Dopo una giornata burrascosa caratterizzata dal muro contro muro tra Movimento 5 Stelle e i partiti, l’aula dei Deputati ha bocciato la proposta del taglio degli emolumenti dei parlamentari. Non è la prima volta che il Palazzo si tiene stretti i suoi privilegi. Ciò che è accaduto è stato tuttavia significativo ai fini dei contenuti che le singole parti hanno snocciolato in una chiave di prospettiva. Sì perché i cinquestelle, forti del consenso elettorale incassato nelle recenti amministrative, hanno alzato la voce contro la cosiddetta casta con la presunzione di chi presto si troverà dalla parte migliore della barricata: quella del governo.

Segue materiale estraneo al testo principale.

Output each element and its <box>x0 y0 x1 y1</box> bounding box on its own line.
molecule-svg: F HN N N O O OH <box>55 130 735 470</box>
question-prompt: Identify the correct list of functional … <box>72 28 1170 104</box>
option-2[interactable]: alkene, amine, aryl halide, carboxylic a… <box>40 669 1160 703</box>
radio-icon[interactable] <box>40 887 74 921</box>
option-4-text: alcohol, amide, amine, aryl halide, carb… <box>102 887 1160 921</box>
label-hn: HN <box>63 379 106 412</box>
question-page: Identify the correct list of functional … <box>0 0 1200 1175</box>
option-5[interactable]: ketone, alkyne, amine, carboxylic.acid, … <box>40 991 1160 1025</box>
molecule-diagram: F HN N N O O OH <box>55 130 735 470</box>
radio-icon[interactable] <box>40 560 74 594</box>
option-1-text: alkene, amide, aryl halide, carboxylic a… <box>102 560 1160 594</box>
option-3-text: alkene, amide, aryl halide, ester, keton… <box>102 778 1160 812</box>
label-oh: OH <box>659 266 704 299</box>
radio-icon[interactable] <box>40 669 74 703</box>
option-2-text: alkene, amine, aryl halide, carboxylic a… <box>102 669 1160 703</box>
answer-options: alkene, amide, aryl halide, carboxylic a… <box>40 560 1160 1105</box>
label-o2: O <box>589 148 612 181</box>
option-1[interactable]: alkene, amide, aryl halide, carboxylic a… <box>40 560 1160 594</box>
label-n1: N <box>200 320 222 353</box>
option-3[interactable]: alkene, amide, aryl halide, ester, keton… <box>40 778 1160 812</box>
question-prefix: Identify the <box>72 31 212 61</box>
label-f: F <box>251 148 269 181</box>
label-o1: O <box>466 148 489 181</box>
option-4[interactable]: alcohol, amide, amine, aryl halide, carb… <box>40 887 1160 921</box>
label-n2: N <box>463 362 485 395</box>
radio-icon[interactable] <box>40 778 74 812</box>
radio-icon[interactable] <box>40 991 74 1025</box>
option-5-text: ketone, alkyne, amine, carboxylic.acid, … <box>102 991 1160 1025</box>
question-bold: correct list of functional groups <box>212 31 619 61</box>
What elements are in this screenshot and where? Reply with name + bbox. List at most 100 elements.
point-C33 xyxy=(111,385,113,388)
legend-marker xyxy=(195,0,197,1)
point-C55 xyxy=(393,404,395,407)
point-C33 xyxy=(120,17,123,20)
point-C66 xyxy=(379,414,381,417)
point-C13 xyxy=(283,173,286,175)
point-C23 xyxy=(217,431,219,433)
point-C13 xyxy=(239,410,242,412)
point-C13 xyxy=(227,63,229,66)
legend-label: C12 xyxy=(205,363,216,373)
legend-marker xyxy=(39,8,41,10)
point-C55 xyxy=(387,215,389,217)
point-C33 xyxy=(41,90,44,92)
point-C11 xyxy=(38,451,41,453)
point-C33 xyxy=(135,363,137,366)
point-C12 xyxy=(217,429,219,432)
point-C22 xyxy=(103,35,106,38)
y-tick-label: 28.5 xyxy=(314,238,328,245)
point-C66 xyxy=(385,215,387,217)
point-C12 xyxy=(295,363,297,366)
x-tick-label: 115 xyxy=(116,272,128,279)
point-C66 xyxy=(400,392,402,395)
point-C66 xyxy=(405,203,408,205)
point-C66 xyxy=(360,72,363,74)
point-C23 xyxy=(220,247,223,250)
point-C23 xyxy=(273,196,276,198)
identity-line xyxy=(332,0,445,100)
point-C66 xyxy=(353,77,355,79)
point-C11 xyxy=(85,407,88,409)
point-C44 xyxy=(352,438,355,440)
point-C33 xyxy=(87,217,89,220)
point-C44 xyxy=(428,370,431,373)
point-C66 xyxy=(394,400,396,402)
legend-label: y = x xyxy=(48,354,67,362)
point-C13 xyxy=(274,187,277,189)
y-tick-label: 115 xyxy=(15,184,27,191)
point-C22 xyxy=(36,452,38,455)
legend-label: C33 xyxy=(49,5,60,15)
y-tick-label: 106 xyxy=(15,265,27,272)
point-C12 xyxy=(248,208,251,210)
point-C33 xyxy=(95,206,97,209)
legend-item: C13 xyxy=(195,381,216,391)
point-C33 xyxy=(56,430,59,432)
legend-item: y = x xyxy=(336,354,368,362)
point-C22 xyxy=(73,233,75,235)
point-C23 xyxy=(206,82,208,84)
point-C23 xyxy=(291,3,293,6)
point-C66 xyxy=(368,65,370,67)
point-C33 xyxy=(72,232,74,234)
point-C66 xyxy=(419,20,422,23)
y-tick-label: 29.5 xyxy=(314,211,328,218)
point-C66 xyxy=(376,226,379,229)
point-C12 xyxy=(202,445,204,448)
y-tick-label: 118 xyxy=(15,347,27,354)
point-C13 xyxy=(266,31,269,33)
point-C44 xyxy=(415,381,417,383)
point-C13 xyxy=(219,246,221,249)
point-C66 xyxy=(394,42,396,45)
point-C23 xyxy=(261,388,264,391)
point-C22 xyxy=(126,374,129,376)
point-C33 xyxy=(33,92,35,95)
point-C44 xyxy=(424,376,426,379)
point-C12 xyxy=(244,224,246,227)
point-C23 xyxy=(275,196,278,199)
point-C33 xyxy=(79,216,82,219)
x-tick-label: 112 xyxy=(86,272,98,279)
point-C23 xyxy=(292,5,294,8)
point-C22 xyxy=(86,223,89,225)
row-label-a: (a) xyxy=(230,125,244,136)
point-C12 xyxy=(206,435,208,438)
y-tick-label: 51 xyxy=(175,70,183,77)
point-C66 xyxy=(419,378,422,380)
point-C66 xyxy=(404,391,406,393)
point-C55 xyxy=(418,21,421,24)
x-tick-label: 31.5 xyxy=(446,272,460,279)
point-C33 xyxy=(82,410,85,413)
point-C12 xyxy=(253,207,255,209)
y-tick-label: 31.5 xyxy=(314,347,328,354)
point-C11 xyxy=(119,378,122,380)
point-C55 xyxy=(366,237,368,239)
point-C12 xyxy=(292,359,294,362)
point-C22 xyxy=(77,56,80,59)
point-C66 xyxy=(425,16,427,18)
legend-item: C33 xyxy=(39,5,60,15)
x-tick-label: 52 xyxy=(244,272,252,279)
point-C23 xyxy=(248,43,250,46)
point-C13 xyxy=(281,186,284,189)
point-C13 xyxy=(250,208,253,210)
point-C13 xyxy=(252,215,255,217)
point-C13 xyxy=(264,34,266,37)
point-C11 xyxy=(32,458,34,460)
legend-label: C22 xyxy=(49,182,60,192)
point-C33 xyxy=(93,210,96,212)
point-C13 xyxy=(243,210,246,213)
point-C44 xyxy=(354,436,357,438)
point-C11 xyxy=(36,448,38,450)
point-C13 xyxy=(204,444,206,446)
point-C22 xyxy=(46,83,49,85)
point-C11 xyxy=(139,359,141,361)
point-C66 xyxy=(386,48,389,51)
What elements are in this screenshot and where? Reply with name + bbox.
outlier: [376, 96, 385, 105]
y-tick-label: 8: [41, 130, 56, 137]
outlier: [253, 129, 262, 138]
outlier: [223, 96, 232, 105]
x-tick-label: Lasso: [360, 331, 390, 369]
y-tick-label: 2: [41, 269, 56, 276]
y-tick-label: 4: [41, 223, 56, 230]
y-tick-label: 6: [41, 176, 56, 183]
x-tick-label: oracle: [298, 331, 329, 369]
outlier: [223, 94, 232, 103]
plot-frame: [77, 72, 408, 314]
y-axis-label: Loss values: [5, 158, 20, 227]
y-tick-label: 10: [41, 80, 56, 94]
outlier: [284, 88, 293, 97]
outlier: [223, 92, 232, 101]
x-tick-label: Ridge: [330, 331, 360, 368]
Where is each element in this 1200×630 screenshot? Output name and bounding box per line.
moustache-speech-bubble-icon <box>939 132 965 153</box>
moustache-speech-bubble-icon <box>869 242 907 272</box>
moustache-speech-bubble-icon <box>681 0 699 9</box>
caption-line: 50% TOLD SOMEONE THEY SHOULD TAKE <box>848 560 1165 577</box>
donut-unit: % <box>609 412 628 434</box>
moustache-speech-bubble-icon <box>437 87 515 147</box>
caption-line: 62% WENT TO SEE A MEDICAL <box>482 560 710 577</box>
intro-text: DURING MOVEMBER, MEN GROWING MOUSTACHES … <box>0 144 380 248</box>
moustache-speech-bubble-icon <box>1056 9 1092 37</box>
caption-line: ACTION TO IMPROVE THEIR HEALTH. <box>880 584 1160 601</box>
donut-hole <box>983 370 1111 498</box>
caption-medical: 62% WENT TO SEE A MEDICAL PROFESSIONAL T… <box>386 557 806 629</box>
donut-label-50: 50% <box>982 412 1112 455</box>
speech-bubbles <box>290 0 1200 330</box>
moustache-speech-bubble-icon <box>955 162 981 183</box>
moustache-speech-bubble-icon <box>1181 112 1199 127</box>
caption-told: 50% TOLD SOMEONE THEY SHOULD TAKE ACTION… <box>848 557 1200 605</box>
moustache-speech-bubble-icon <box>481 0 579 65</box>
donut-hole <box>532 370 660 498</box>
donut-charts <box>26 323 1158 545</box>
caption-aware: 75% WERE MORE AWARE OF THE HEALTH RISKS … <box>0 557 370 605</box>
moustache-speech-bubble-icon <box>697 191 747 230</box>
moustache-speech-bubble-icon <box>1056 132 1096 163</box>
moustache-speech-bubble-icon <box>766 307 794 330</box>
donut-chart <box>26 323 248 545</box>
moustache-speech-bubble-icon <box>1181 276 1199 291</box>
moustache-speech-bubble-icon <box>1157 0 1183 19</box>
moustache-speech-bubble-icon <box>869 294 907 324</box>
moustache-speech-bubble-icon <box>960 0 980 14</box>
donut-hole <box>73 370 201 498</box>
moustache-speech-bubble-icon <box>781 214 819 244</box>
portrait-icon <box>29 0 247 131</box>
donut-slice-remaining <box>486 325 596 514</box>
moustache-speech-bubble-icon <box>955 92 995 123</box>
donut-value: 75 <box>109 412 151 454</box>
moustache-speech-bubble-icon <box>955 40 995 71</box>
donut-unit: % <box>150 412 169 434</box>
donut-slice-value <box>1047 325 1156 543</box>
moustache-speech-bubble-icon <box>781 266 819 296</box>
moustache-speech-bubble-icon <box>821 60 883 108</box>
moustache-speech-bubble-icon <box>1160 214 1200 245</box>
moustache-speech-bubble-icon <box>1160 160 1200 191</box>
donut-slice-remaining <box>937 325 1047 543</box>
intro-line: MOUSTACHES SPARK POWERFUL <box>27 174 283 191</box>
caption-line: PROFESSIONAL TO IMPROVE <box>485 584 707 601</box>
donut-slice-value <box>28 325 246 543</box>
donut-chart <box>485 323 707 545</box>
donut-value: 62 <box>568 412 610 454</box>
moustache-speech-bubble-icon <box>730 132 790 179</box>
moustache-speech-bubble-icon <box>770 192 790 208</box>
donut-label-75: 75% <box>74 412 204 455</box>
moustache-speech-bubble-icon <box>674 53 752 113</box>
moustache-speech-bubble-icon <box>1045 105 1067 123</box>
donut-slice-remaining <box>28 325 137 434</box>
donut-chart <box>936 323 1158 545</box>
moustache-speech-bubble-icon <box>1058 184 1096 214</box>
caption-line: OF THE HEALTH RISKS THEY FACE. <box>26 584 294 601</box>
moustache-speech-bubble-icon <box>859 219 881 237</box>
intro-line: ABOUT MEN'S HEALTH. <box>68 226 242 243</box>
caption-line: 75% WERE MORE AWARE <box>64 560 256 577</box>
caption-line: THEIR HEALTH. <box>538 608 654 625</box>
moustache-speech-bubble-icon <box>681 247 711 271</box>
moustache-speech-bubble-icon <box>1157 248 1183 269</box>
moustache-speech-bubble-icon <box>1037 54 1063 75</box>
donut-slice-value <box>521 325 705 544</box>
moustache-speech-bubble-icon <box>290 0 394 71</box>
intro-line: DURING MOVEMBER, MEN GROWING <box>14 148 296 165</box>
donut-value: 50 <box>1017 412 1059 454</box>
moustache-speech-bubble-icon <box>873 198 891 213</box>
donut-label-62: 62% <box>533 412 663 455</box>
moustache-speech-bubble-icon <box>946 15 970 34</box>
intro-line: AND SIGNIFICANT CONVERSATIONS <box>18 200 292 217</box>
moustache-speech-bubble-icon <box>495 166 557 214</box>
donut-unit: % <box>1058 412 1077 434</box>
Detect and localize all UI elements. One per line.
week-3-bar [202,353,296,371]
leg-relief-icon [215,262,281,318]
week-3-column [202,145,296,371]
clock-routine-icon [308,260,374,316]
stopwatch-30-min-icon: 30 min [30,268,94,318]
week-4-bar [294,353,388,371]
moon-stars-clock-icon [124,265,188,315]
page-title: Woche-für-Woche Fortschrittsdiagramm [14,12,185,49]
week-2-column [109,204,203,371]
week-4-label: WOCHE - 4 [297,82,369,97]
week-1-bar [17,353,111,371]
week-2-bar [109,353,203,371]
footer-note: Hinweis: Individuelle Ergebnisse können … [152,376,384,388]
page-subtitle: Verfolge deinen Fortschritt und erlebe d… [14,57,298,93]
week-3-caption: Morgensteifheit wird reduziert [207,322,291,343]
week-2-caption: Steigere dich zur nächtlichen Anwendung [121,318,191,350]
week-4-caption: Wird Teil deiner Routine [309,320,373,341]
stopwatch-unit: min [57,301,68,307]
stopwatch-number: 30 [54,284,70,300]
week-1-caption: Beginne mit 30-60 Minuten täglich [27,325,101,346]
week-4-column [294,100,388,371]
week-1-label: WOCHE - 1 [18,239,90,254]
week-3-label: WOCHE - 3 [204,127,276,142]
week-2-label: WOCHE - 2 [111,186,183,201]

Il leader del Movimento, Luigi Di Maio, ha voluto sottolineare proprio questo concetto nel suo intervento: la battaglia contro i privilegi della politica sarà il primo punto che verrà affrontato dopo il potenziale cambio della guardia a Palazzo Chigi. Priorità bollata come populismo dal resto della compagnia con il Partito Democratico in prima linea a dettare i ritmi delle repliche, quasi stretto all’angolo dallo tsunami di polemiche.

Fondi per le imprese

La proposta cinquestelle bocciata dalla Camera si strutturava sulla falsa riga di quanto già fanno i grillini autonomamente: una fetta degli stipendi sarebbe stata trattenuta dalla Camera e destinata in un fondo per il microcredito. Una vera e propria risorsa per i piccoli imprenditori troppo spesso impossibilitati ad accedere a finanziamenti mediante istituti bancari.

“È una proposta che facciamo da quattro anni - ha attaccato Di Maio - e voi come maggioranza ci bocciate sempre”. Un sistema di taglio agli stipendi in realtà c’è già ma è applicato in maniera indipendente dai singoli e la destinazione d’uso del denaro pubblico recuperato viene restituito al ministero dell’Economia. “Quei soldi non tornano al servizio dei cittadini - ha tuonato Di Maio - ma vanno a coprire la spesa centrale dello Stato che è aumentato del dodici per cento”.

“Ogni volta che la presidente Boldrini si vanta di aver restituito milioni - ha aggiunto - si ricordi che sta finanziando il nuovo aereo blu di Renzi, la scorta di Alfano e tutti gli altri sprechi dei Ministeri”.

Volano gli stracci

A portare lo scontro in aula a livelli di non ritorno il cinquestelle Manlio Di Stefano, che ha puntato il dito dritto contro i colleghi che siedono da 30 anni in Parlamento e che non hanno mai lavorato per davvero al di fuori del Palazzo.

Una provocazione rispedita al mittente dalla Boldrinima che ha dato vita alla rivolta degli avversari. Ettore Rosato, capogruppo del PD alla Camera, ha esclamato a più riprese: “Basta con questa demagogia!”. Il dem ha invitato i presenti a collegarsi al portale dei grillini per scoprire le reali entrate mensili dei portavoce e le difformità con quanto dichiarato in aula. “I cinquestelle restituiscono in media duemila euro al mese - ha affermato - ne guadagnano 3200 netti più i rimborsi di cene, taxi, alloggi e telefoni per 7mila euro”. “È tutto nero su bianco - ha sottolineato Rosato - ma nessuno di loro ne fa cenno”. Al di là del dibattito politico, la triste verità sul tema l’hanno fornita i dati Ocse/Eurostat: i salari dei parlamentari italiani restano tra i più alti del 60% rispetto alla media dell’UE.